Kritik nicht an der Verordnung sondern an der Begleitung
Wenn man Kritik an dem Einsatz von Medikamenten im Kindes- und Jugendalter bei ADHS üben will und muss, dann weniger an der Verordnung bzw. der klaren Indikationsstellung. Kritik muss an der mangelhaften Begleitung der Familien hinsichtlich Aufklärung, Einnahme und Überwachung und den einsetzenden Veränderungen im Verlauf der Therapie geübt werden. Natürlich wäre es erforderlich, dies mit familientherapeutischen Angeboten zu kombinieren. Einerseits weil die hohe genetische Prädisposition eben dazu führt, dass ein oder beide Elternteile auch ADHS haben. Unbehandelt wird dann die Adhärenz hinsichtlich der Therapie bzw. regelmässige Abgabe der Medikation sicher erschwert sein. Andererseits aber auch, weil häufig eben weitere Geschwister bzw. das Familiensystem unter der Gesamtsituation leidet. Und hier zeigen wiederum die Untersuchungen, dass die Lebensqualität mindestens so stark in den Familien reduziert ist, wie eben bei anderen chronischen Erkrankungen wie Asthma oder Diabetes.
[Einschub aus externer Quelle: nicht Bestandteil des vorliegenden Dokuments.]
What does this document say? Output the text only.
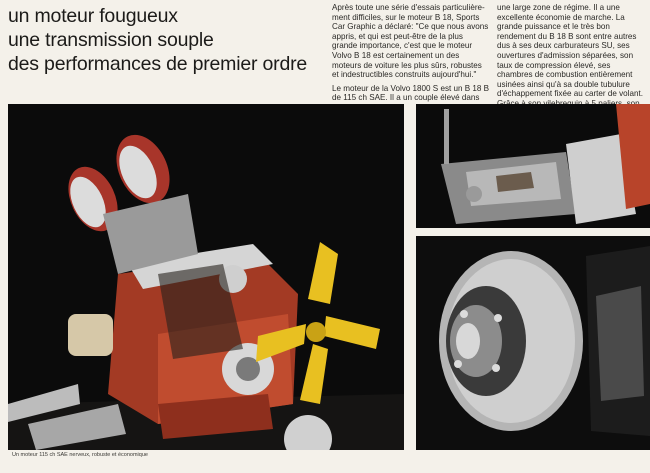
un moteur fougueux
une transmission souple
des performances de premier ordre

Après toute une série d'essais particulière-ment difficiles, sur le moteur B 18, Sports Car Graphic a déclaré: "Ce que nous avons appris, et qui est peut-être de la plus grande importance, c'est que le moteur Volvo B 18 est certainement un des moteurs de voiture les plus sûrs, robustes et indestructibles construits aujourd'hui."

Le moteur de la Volvo 1800 S est un B 18 B de 115 ch SAE. Il a un couple élevé dans

une large zone de régime. Il a une excellente économie de marche. La grande puissance et le très bon rendement du B 18 B sont entre autres dus à ses deux carburateurs SU, ses ouvertures d'admission séparées, son taux de compression élevé, ses chambres de combustion entièrement usinées ainsi qu'à sa double tubulure d'échappement fixée au carter de volant.

Un moteur 115 ch SAE nerveux, robuste et économique
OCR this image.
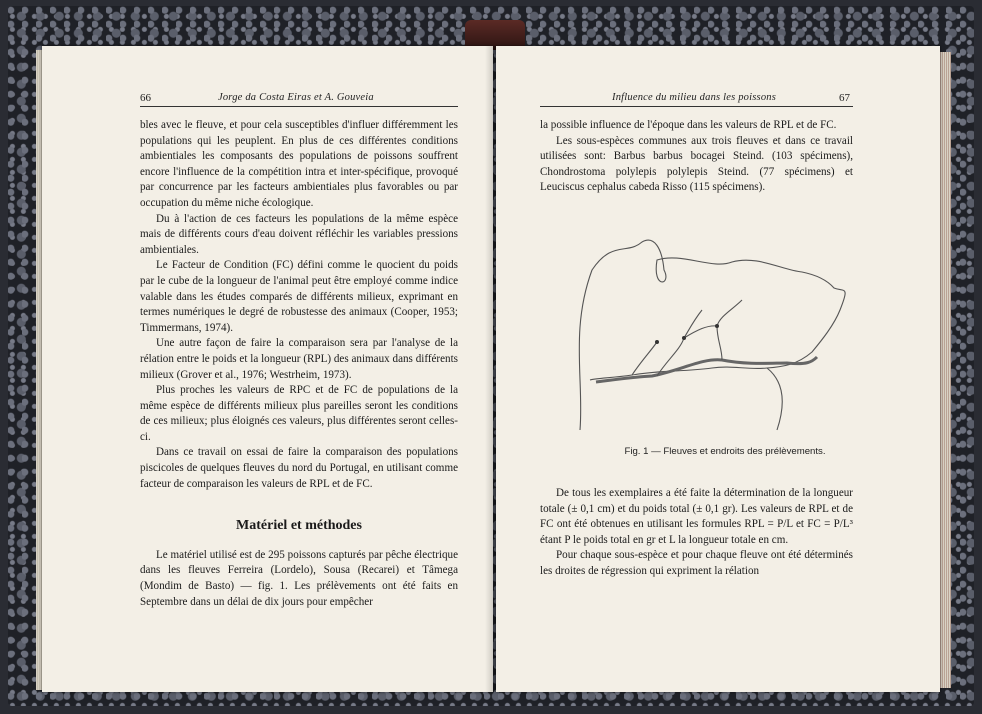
66	Jorge da Costa Eiras et A. Gouveia

bles avec le fleuve, et pour cela susceptibles d'influer différemment les populations qui les peuplent. En plus de ces différentes conditions ambientiales les composants des populations de poissons souffrent encore l'influence de la compétition intra et inter-spécifique, provoqué par concurrence par les facteurs ambientiales plus favorables ou par occupation du même niche écologique.

Du à l'action de ces facteurs les populations de la même espèce mais de différents cours d'eau doivent réfléchir les variables pressions ambientiales.

Le Facteur de Condition (FC) défini comme le quocient du poids par le cube de la longueur de l'animal peut être employé comme indice valable dans les études comparés de différents milieux, exprimant en termes numériques le degré de robustesse des animaux (Cooper, 1953; Timmermans, 1974).

Une autre façon de faire la comparaison sera par l'analyse de la rélation entre le poids et la longueur (RPL) des animaux dans différents milieux (Grover et al., 1976; Westrheim, 1973).

Plus proches les valeurs de RPC et de FC de populations de la même espèce de différents milieux plus pareilles seront les conditions de ces milieux; plus éloignés ces valeurs, plus différentes seront celles-ci.

Dans ce travail on essai de faire la comparaison des populations piscicoles de quelques fleuves du nord du Portugal, en utilisant comme facteur de comparaison les valeurs de RPL et de FC.

Matériel et méthodes

Le matériel utilisé est de 295 poissons capturés par pêche électrique dans les fleuves Ferreira (Lordelo), Sousa (Recarei) et Tâmega (Mondim de Basto) — fig. 1. Les prélèvements ont été faits en Septembre dans un délai de dix jours pour empêcher

Influence du milieu dans les poissons	67

la possible influence de l'époque dans les valeurs de RPL et de FC.

Les sous-espèces communes aux trois fleuves et dans ce travail utilisées sont: Barbus barbus bocagei Steind. (103 spécimens), Chondrostoma polylepis polylepis Steind. (77 spécimens) et Leuciscus cephalus cabeda Risso (115 spécimens).

Fig. 1 — Fleuves et endroits des prélèvements.

De tous les exemplaires a été faite la détermination de la longueur totale (± 0,1 cm) et du poids total (± 0,1 gr). Les valeurs de RPL et de FC ont été obtenues en utilisant les formules RPL = P/L et FC = P/L³ étant P le poids total en gr et L la longueur totale en cm.

Pour chaque sous-espèce et pour chaque fleuve ont été déterminés les droites de régression qui expriment la rélation
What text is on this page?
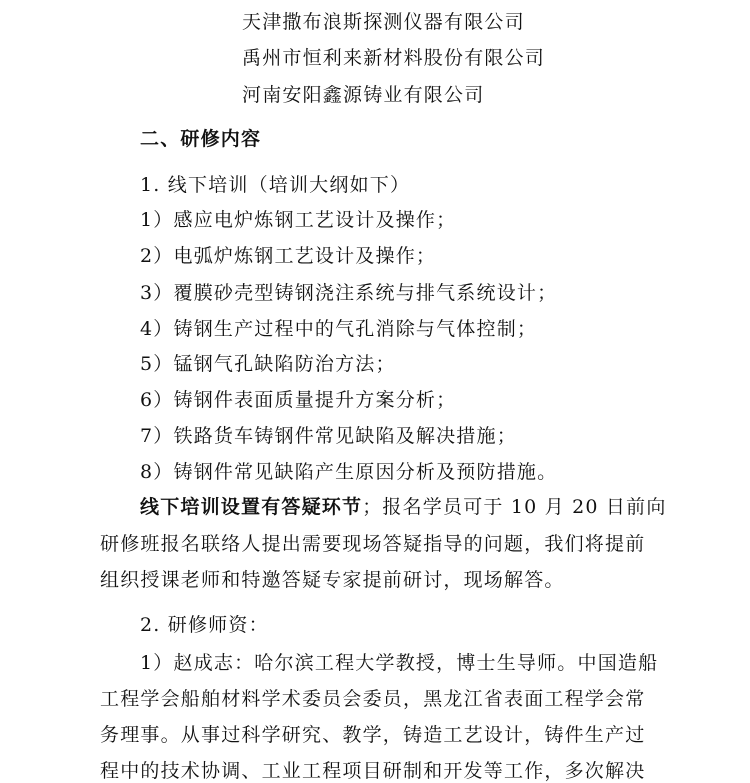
天津撒布浪斯探测仪器有限公司
禹州市恒利来新材料股份有限公司
河南安阳鑫源铸业有限公司
二、研修内容
1. 线下培训（培训大纲如下）
1）感应电炉炼钢工艺设计及操作；
2）电弧炉炼钢工艺设计及操作；
3）覆膜砂壳型铸钢浇注系统与排气系统设计；
4）铸钢生产过程中的气孔消除与气体控制；
5）锰钢气孔缺陷防治方法；
6）铸钢件表面质量提升方案分析；
7）铁路货车铸钢件常见缺陷及解决措施；
8）铸钢件常见缺陷产生原因分析及预防措施。
线下培训设置有答疑环节；报名学员可于 10 月 20 日前向
研修班报名联络人提出需要现场答疑指导的问题，我们将提前
组织授课老师和特邀答疑专家提前研讨，现场解答。
2. 研修师资：
1）赵成志：哈尔滨工程大学教授，博士生导师。中国造船
工程学会船舶材料学术委员会委员，黑龙江省表面工程学会常
务理事。从事过科学研究、教学，铸造工艺设计，铸件生产过
程中的技术协调、工业工程项目研制和开发等工作，多次解决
Gerade heute habe ich mit einem Kollegen (Familientherapeut) in der Kinder- und Jugendpsychosomatik eine Familie diskutiert, deren Indexpatient mit Elvanse behandelt wird. 2 Adoptivschwestern fallen aber mit Trennungsängsten auf. Die Familie sucht seit Monaten nach Unterstützung und Hilfe, da jetzt bei allen 3 Kindern eine Zunahme von Symptomatik auffällt. Hier wären übergreifende Angebote erforderlich. Doch gerade hier mauern dann die Kostenträger bisher.
Die Behandlung beschränkt sich also auf Kontakte mit der örtlichen Kinder- und Jugendpsychiatrie im Quartalsabstand zur Überprüfung der Medikation.
Nicht weniger Therapie ist die Antwort. Sondern eine multimodale Unterstützung der betroffenen Familien.